Psalm 138 – The 2nd Sunday after Pentecost – for Sunday, June 7, 2015
“. . . I sing your praise before all other gods.” (Psalm 138:1)
Though a word often capitalized, it ended the opening verse of Psalm 138 in lowercase: gods.
After that plural word, I couldn’t concentrate on Psalm 138’s remaining seven verses. There it was . . .
I give thanks to you with all my heart, Lord.
I sing your praise before all other gods.
Do you see that final word in the first verse?
How long have the Psalms been part of worship for Jews and Christians? Haven’t they, for more centuries than can be counted on my fingers and toes, been read in ornate synagogues, simple country churches, and grandiose cathedrals? Haven’t two or three believers whispered the Psalms in a hiding place while soldiers marched outside? Weren’t the Psalms intoned a thousand years ago by a fancy-robed bishop with a shrill voice, who poured more wine than necessary in communion for guaranteed leftovers? Weren’t the Psalms recently read by a layperson with an overdue mortgage that was just given a two-week’s notice about her job? The Jews, long before Jesus’ birth, memorized the Psalms. All the Christian Gospels quoted the Psalms. I’m sure an obscure or famous person died a few days ago, and a rabbi or pastor, in a sunlit dappled cemetery under the shadow of a tree, cleared her throat and offered a Psalm to the mourners huddled around an open wound in the earth. The Psalm did—or did not—comfort the grieving. But it was read. It was heard. It was expected.
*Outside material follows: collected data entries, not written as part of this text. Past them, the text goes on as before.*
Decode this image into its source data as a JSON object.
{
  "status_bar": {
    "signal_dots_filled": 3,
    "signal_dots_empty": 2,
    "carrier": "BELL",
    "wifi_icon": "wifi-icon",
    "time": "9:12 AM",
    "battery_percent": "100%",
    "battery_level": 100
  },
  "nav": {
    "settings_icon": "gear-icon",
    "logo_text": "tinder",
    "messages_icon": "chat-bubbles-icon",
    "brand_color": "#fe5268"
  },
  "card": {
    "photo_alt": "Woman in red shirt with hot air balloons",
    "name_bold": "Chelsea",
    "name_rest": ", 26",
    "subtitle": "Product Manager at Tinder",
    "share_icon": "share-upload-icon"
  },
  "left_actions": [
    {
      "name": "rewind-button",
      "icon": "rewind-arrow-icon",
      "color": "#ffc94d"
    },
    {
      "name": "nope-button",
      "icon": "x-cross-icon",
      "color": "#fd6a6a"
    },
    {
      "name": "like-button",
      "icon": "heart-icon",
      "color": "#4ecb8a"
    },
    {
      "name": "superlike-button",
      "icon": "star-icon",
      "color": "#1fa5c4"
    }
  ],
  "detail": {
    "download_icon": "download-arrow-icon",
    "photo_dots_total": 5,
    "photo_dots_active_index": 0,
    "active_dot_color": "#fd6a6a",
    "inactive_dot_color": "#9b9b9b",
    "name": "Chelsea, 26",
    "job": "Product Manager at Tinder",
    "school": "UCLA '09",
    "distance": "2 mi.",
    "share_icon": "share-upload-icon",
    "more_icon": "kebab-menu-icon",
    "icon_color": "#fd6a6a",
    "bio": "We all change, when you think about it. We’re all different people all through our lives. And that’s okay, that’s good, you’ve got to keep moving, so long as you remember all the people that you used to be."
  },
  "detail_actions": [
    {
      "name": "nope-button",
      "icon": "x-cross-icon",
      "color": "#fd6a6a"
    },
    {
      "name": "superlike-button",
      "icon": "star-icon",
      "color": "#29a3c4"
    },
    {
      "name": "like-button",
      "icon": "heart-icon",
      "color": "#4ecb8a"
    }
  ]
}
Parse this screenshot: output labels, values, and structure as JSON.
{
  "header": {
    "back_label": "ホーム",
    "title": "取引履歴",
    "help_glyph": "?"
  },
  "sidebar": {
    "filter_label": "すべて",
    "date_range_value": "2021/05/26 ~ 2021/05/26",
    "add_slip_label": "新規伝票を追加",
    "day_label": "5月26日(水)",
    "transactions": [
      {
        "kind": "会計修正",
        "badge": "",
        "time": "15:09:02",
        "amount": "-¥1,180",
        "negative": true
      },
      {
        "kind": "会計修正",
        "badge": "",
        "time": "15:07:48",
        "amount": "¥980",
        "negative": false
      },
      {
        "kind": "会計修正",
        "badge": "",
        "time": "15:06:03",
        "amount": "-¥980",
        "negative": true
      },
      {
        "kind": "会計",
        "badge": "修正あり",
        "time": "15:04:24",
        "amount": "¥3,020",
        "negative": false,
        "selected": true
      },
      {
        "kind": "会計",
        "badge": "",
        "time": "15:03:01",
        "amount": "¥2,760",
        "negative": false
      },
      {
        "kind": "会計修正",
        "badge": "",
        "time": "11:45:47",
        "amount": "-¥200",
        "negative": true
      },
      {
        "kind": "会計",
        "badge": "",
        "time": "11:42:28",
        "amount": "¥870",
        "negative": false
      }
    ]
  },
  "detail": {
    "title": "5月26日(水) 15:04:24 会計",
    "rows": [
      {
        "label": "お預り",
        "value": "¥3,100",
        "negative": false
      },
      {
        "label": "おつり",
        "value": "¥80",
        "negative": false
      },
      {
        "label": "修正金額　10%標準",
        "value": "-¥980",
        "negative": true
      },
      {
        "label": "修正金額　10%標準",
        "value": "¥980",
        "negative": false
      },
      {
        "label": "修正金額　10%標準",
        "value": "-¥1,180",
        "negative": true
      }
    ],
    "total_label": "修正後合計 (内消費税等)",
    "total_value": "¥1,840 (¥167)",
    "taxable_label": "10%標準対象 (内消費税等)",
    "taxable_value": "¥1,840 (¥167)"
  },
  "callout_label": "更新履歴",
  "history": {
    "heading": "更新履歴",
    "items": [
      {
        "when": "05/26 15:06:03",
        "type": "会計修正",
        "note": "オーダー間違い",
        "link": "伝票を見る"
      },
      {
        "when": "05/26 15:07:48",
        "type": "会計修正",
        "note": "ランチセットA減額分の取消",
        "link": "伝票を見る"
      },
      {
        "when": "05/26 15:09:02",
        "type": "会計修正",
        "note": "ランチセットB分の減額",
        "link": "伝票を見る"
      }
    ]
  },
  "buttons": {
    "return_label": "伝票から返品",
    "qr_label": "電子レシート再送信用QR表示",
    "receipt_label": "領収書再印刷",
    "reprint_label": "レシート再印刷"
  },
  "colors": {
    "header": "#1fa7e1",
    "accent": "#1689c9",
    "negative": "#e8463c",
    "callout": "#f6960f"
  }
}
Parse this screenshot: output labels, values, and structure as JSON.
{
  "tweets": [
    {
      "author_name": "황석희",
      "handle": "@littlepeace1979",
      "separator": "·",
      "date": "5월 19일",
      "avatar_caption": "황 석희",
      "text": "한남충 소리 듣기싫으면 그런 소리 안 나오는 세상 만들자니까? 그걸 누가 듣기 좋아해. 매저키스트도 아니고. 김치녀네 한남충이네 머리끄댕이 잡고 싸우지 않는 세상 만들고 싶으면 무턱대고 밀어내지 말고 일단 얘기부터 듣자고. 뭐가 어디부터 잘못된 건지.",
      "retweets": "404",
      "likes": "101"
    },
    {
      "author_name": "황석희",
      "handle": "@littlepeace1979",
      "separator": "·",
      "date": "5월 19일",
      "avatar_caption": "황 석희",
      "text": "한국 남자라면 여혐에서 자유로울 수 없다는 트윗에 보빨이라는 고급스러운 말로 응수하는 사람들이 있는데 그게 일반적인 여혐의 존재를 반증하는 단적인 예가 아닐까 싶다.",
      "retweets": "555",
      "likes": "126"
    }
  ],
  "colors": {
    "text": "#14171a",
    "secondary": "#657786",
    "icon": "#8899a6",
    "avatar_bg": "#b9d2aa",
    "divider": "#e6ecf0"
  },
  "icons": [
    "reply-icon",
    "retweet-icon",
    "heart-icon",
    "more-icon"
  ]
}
They are ancient words, rooted in a community that served and serves one God. One Lord. One Creator.
I sing your praise before all other . . . gods?
I glare at that word in plural. What gods?
History taunts and teaches me.
As once-powerful Egypt slowly collapsed over the centuries, the pharaohs—even the weak and obscure ones in the final dynasties—were viewed as gods. And the Psalms were read somewhere in that waning empire.
The mighty Persian Empire, in the era of Cyrus and Darius, claimed Ahura Mazda as god. And the Psalms were read somewhere in that former empire.
The Greeks rose, with Sparta and Athens city-states that are still revered, with Plato and Socrates names that are still honored. Zeus, of mythology now and worship then, reigned over a gaggle of other gods. And the Psalms were read somewhere in that vanished empire.
The Romans, cruel and greedy, claimed Jupiter as god. But also Caesar! Like the pharaohs forgotten in the swirl of desert sand, the rulers of Rome named themselves gods. Worship me! Bow to me! And the Psalms were read somewhere in that fallen empire.
Walter Brueggemann wrote, “The Psalms are profoundly subversive of the dominant culture, which wants to deny and cover over the darkness we are called to enter. Personally we shun negativity.”
The dominant culture, whether led by a Caesar or President, always reassures that everything is just fine. When war comes, keep doing your jobs, keep shopping for the latest fashions, and keep searching for the best new car deal. When economic disaster comes, don’t worry because more coins will be minted, more cash will be printed. There is no darkness, for the empire is a city shining on a hill. All is well. All is right. All is as it always will be.
The empire promises. The empire seduces. The empire provides gods to worship . . .
What gods do you worship?
Time? Cash? Promotion? Pensions? Mortgage? Technology?
Or is ____________ your current god? (Please fill in the blank while bowing before the object of your affection.)
With overt humility, I’ll claim not to be influenced by Money, but how often do I scheme about ways to get more? In truth, I’ll prattle on about not being influenced by Power, but how often do I secretly desire to control a friend or colleague?
I know I worship words. Or should I more honesty state: I worship Words? Ah, you see, the word Word is rightly capitalized! When with another, I believe I can say the right thing to help them. When I write a (brilliant) sentence in a (brilliant) essay, I believe I’ll craft clever opinions that inspire positive changes in another’s life.
And yet my words are less than lowercase. My mouth is stuffed with dry bones. My writing, the best of it, is a drop of water against a forest firestorm. Always, it’s easier to teach, preach, and write about faith . . . than to follow Jesus. Words are safe; being Christ-like isn’t.
The Persian Empire is long gone so I don’t follow or fear Ahura Mazda. I learned about the Greek gods in high school, viewing them as required, but irrelevant reading. In any empire’s last gasps, Pharaoh and Caesar and the President continue declaring all is well. And in every soon-to-pass era, humans concoct and worship lowercase gods.
The Psalms are subversive.
Please, Lord, help me seek an uppercase path that shines a loving, lasting light against the darkness.